An additional award, the Nobel Memorial Prize in Economic Science was created in 1968. In its 111-year history the Nobel Prize has been awarded 555 times to 835 individuals and 21 organizations. It is widely regarded as the most prestigious award available in the various categories.


The nomination process for a Nobel Prize begins with the Noble committee sending forms to 3,000 individuals who are often academics working in a related area. For the Peace Prize, governments, international courts, professors and rectors, former winners and current and former committee members are contacted for their suggested nominations.

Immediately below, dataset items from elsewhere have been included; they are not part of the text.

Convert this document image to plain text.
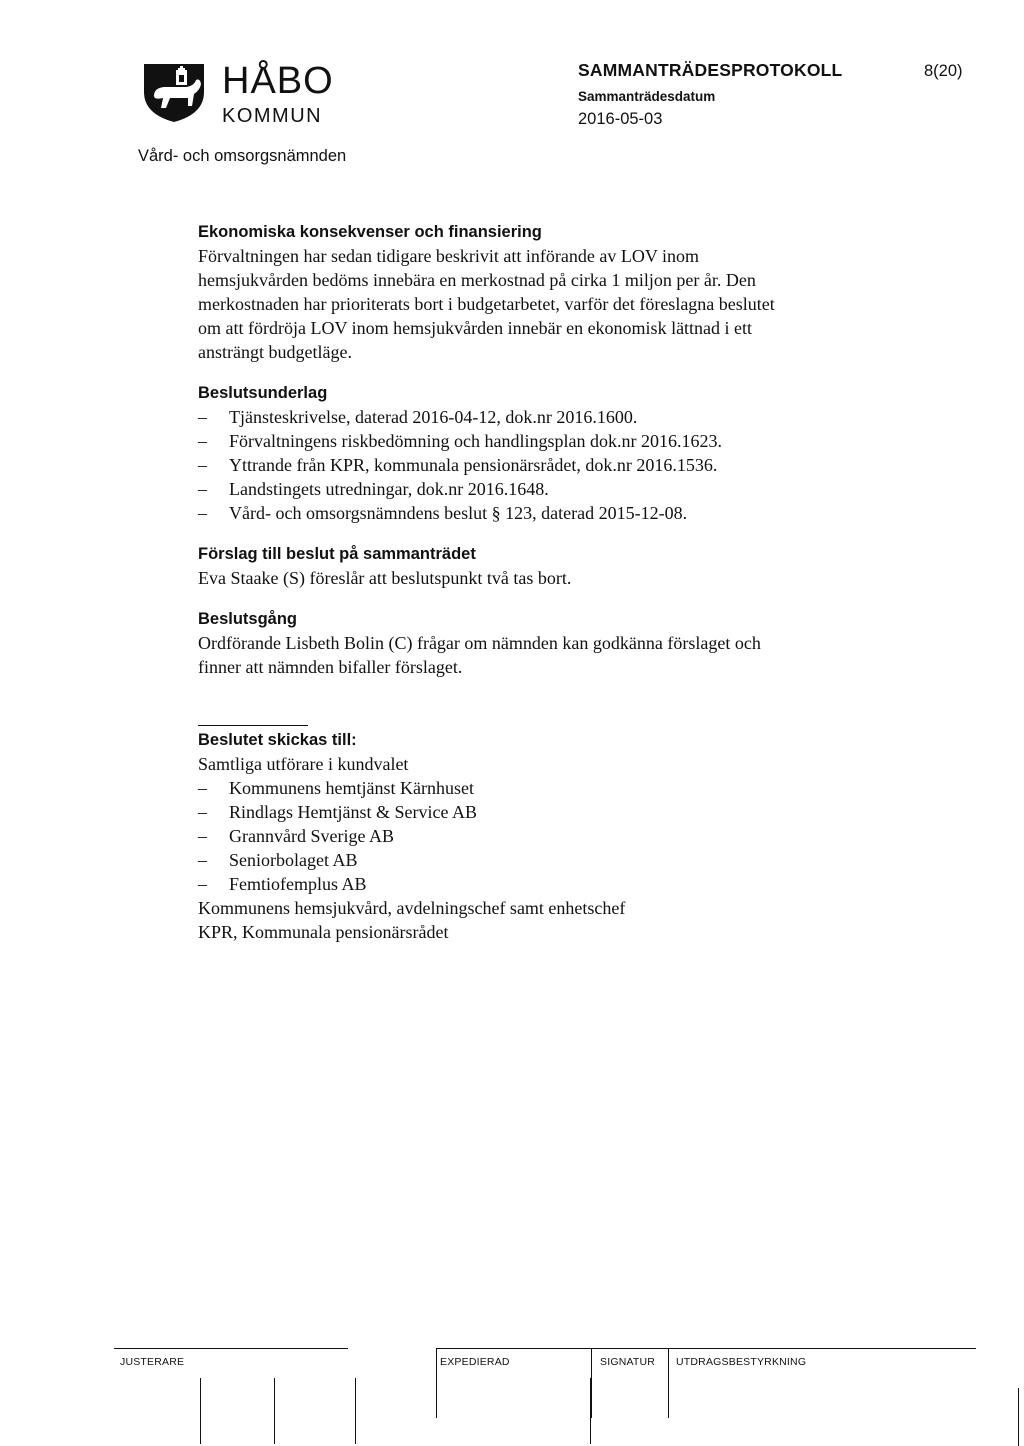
HÅBO
KOMMUN
Vård- och omsorgsnämnden
SAMMANTRÄDESPROTOKOLL	8(20)
Sammanträdesdatum
2016-05-03

Ekonomiska konsekvenser och finansiering

Förvaltningen har sedan tidigare beskrivit att införande av LOV inom

hemsjukvården bedöms innebära en merkostnad på cirka 1 miljon per år. Den

merkostnaden har prioriterats bort i budgetarbetet, varför det föreslagna beslutet

om att fördröja LOV inom hemsjukvården innebär en ekonomisk lättnad i ett

ansträngt budgetläge.

Beslutsunderlag

– Tjänsteskrivelse, daterad 2016-04-12, dok.nr 2016.1600.
– Förvaltningens riskbedömning och handlingsplan dok.nr 2016.1623.
– Yttrande från KPR, kommunala pensionärsrådet, dok.nr 2016.1536.
– Landstingets utredningar, dok.nr 2016.1648.
– Vård- och omsorgsnämndens beslut § 123, daterad 2015-12-08.

Förslag till beslut på sammanträdet

Eva Staake (S) föreslår att beslutspunkt två tas bort.

Beslutsgång

Ordförande Lisbeth Bolin (C) frågar om nämnden kan godkänna förslaget och

finner att nämnden bifaller förslaget.

Beslutet skickas till:

Samtliga utförare i kundvalet

– Kommunens hemtjänst Kärnhuset
– Rindlags Hemtjänst & Service AB
– Grannvård Sverige AB
– Seniorbolaget AB
– Femtiofemplus AB

Kommunens hemsjukvård, avdelningschef samt enhetschef

KPR, Kommunala pensionärsrådet

JUSTERARE	EXPEDIERAD	SIGNATUR UTDRAGSBESTYRKNING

About 300 people or organizations are typically nominated and none of the names are made public nor are the nominees notified that they are under consideration for the prize. All the nomination records are sealed and unavailable until 50 years in the future.

Multiple Winners

On this date in 1911, Marie Curie became the first multiple Nobel Prize winner when she was awarded the prize for chemistry eight years about winning the prize for physics that she won with her husband. To this date she is the only woman with multiple prizes and the only person to win in two different categories.

The International Committee of the Red Cross received the award three times for work during the world wars. The United Nations High Commissioner for Refugees won twice.

The Curie family has the lock on most prizes won by a family with five prizes awarded. In addition to the wins by Marie and her husband Pierre, a daughter won in chemistry in 1935 along with her husband. In addition, the husband of Marie Curie’s second daughter Henry Labouisse who was the director of UNICEF won in 1965.

Some Final Thoughts

Many people questioned the nomination and award of the Nobel Prize to Vice President Al Gore and President Barack Obama. Some felt that these were little more than popularity prizes rather than a reward for an established body of work.

In many peoples eyes this diminished the validity and prestige of the award. What’s your opinion?